163 points | by halst 7 days ago

14 comments

  • ufo 6 days ago

    Lua is an example of a programming language that still uses an one-pass compiler. It keeps the implementation small, which is useful in embedded contexts. Additionally, not constructing an AST helps when parsing very large files. Lua files are sometimes used to store data, sort of like JSON.

    • lebuffon 6 days ago

      Reminds me of "Let's Build a Compiler"

      https://compilers.iecc.com/crenshaw/ circa 1995

      And a new C version https://github.com/lotabout/Let-s-build-a-compiler

      • traes 6 days ago

        If anyone's interested in a simple single-pass compiler for a full language, you can also check out munificent's Crafting Interpreters[0]. It walks you through a Java based AST parser and C based bytecode compiler.

        [0] http://craftinginterpreters.com/

        • nils-m-holm 6 days ago

          There are a few trivial optimizations that you can do even in a one-pass compiler. See http://t3x.org/t3x/comp.html

          Details are described in the book Write Your Own Compiler, http://t3x.org/t3x/book.html

          • eatonphil 6 days ago

            Cool stuff! Register management is a pain to do. It's nice to be able to leave that to LLVM or treat x86 as a stack machine.

            I wrote a compiler series exploring all three of these variations for a lisp dialect compiled by JavaScript.

            https://notes.eatonphil.com/compiler-basics-an-x86-upgrade.h...

            • AlexeyBrin 6 days ago

              Tangential - in your work in progress compiler book https://keleshev.com/compiling-to-assembly-from-scratch-the-... are you going to write yourself the lexer and parser or use Flex and Bison like in the article ?

              • halst 6 days ago

                In the book, lexing and parsing is done from scratch. I think tools like Flex and Bison are very handy, but for the book, my focus is on learning value.

              • stevekemp 6 days ago

                I wrote something very similar recently, also a single-pass, but with a trivial internal representation:

                https://github.com/skx/math-compiler

                The real difference between the compiler in the example, and mine, is that I handle floating-point operations and also explicitly use printf to show the output. (Because otherwise your return value is limited to an 8bit number.)

                • tom_mellior 5 days ago

                  This is nice. The -debug flag is a cool feature. But if you first build a representation of the whole program in memory, then traverse that representation to generate code, it's not really single-pass.

                  • stevekemp 5 days ago

                    Sorry my comment was wrong, I should have said "not a single-pass", that's why I mentiond the trivial internal representation.

                    Too late to edit now!

                  • userbinator 6 days ago

                    Because otherwise your return value is limited to an 8bit number

                    Only on Linux; Windows lets you use the full 32 bits.

                    • stevekemp 5 days ago

                      That's true. Though I guess even there there are limitations, because you can't return non-integers :)

                  • userbinator 6 days ago

                    I remember some of the old DOS compilers would generate similar code, using the stack as an actual expression evaluation stack when registers weren't sufficient. It's not a bad idea even now, since x86 has an internal cache of the top of the stack so operations on it are specifically optimised, and the opcodes are very small: push/pop reg is 1 byte, push s8 is 2.
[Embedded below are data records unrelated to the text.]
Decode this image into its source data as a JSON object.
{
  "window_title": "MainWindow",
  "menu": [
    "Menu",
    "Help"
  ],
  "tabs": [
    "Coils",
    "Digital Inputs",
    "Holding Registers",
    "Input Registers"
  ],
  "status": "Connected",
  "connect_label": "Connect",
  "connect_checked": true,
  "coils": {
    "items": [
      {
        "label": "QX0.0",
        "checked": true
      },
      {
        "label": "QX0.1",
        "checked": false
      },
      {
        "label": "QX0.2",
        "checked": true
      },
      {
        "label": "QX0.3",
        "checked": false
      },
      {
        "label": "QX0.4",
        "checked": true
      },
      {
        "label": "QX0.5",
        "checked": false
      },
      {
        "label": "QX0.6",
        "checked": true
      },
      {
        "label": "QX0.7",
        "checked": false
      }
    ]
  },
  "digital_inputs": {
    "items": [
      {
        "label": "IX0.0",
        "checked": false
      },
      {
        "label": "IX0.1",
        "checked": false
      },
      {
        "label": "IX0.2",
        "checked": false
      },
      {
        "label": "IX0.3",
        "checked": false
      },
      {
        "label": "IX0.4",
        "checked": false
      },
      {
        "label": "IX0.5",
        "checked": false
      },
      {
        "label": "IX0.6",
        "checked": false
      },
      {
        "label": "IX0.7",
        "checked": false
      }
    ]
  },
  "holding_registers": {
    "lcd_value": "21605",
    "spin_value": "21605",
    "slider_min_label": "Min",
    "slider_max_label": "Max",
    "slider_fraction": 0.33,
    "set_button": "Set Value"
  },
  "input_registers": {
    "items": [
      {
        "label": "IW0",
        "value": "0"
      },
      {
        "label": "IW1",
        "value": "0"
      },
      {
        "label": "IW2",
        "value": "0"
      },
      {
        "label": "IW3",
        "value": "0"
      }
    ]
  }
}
                    • azhenley 6 days ago

                      I'm currently working on a 3-part blog series on writing a one-pass compiler in Python that emits C. It is quite a bit longer though because we make the lexer and parser from scratch. I started it because my students were having trouble with other tutorials because of all the jargon, theory, and libraries required.

                      http://web.eecs.utk.edu/~azh/blog/teenytinycompiler1.html

                      • Someone 6 days ago

                        Good text, but let’s nitpick. I’m too lazy/confident/arrogant to verify, so let’s potentially embarrass myself here.

                            def getToken(self):
                                self.skipWhitespace()
                                self.skipComment()
                        
                        How does that handle multiple consecutive comments? Whitespace following a comment?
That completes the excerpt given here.